Un scénario original aux multiples facettes
Le film raconte le retour d’une jeune fille à Nantes dans un centre où l’on aide les enfants à communiquer grâce au jeu du Wiphala. Sur fond d’un meurtre non élucidé commence alors un voyage qui emmènera le spectateur de Nantes jusqu’à Venise. « J’insiste sur le fait que ce n’est pas un thriller traditionnel, mais un thriller poétique malgré qu’il y ait quand même une histoire de meurtre » s’empresse d’ajouter Jonathan Musset.
« Je trouve qu’il y a un rapport à l’autre très fort dans ce film », ajoute pour sa part Anthony Bertaud. « Ma génération est celle des réseaux sociaux. Nous sommes dans une société hyper connectée et pourtant la communication des gens s’appauvrit, et je trouvais qu’il y avait toute cette richesse là dans le scénario de Jonathan. » Le thème abordé par Midnight Globe n’est pas sans rappeler justement le jeu qu’interprètent les acteurs de théâtre. « Il y a un parallèle très fort avec le théâtre car tout comme dans ce film on joue avec son image, on joue avec ce que l’on renvoie à l’autre, on joue avec les apparences. Mais moi au contraire pour ce rôle j’ai voulu me détacher de cela » précise t-il.
Quant à l’écriture du scénario, Jonathan Musset indique que « si c’était à refaire j’irais d’ailleurs encore plus loin dans l’écriture du scénario. On dit toujours qu’un film est écrit trois fois. Une première fois à l’écriture du scénario, une seconde fois lors du tournage, et il arrive même à être réécrit au montage. Et ça tu le retrouveras dans n ’importe quel film même les plus grands. Le tournage fait que l’on réadapte le scénario en fonction du tournage des scènes, des ratés, etc... » A tel point que parfois, le tournage chamboule ce qui était prévu au départ. « J’ai en mémoire le tournage à Stéréolux où il était prévu de tourner plusieurs scènes avec un ensemble d’accessoires. Et je me suis rendu compte qu’une scène qui devait normalement être tournée sur une voie de chemin de fer a pu être tournée à Stéréolux et donne ainsi un volume énorme au personnage d’Anthony. »

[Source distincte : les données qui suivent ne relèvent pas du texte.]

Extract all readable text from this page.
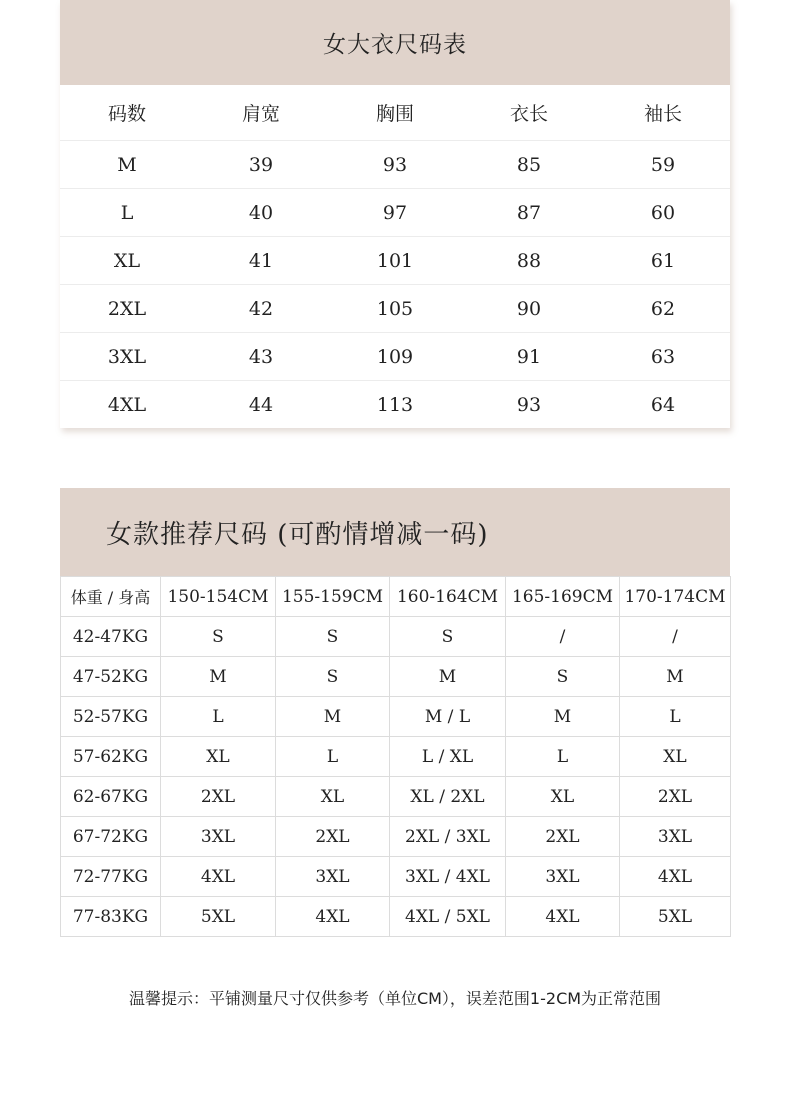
女大衣尺码表
码数	肩宽	胸围	衣长	袖长
M	39	93	85	59
L	40	97	87	60
XL	41	101	88	61
2XL	42	105	90	62
3XL	43	109	91	63
4XL	44	113	93	64
女款推荐尺码 (可酌情增减一码)
体重 / 身高	150-154CM	155-159CM	160-164CM	165-169CM	170-174CM
42-47KG	S	S	S	/	/
47-52KG	M	S	M	S	M
52-57KG	L	M	M / L	M	L
57-62KG	XL	L	L / XL	L	XL
62-67KG	2XL	XL	XL / 2XL	XL	2XL
67-72KG	3XL	2XL	2XL / 3XL	2XL	3XL
72-77KG	4XL	3XL	3XL / 4XL	3XL	4XL
77-83KG	5XL	4XL	4XL / 5XL	4XL	5XL
温馨提示：平铺测量尺寸仅供参考（单位CM），误差范围1-2CM为正常范围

Je ne sais pas pourquoi, mais je voulais absolument tourner dans les toilettes du Lieu Unique !
26 jours de tournage
Ce film est une incitation au voyage. De par notamment ce globe terrestre qui devient le fil rouge du film et du scénario. « On avait une volonté de tourner dans des lieux insolites de Nantes sans que cela fasse carte postale » explique Jonathan Musset. On ne serait donc pas dans le Voyage à Nantes ? « Dès les débuts du scénario, on avait choisi par exemple de tourner au Jardin des Fonderies (lieu où s’est déroulé cet entretien, ndlr). Tous ces repérages se sont faits avant le Voyage à Nantes. Mais au moment du tournage, j’ai malgré tout dû faire appel à eux pour avoir certaines autorisations comme au Château du Pé. On a également une scène qui se déroule dans un stade. Donc là encore c’était soit La Beaujoire, soit Marcel Saupin, mais cinématographiquement parlant ce dernier le faisait mieux. On a également tourné dans un endroit magnifique qu’est le Dojo Nantais. On a aussi tourné à l’Île de Versailles. Là aussi ça aurait pu faire carte postale mais étant donné que l’on a tourné de nuit, le lieu n’est pratiquement pas reconnaissable sauf éventuellement pour les Nantais... En intérieurs, on a tourné à Stéréolux et au Lieu Unique. Je ne sais pas pourquoi, mais je voulais absolument tourner dans les toilettes du Lieu Unique ! (Entièrement repeints malheureusement depuis, ndlr) La seule contrainte que l’on avait c’est que l’on ne pouvait pas bloquer l’endroit et que l’on était que tous les deux avec Anthony pour tourner la scène ! (rires) Mais cela reste du coup un très bon souvenir. »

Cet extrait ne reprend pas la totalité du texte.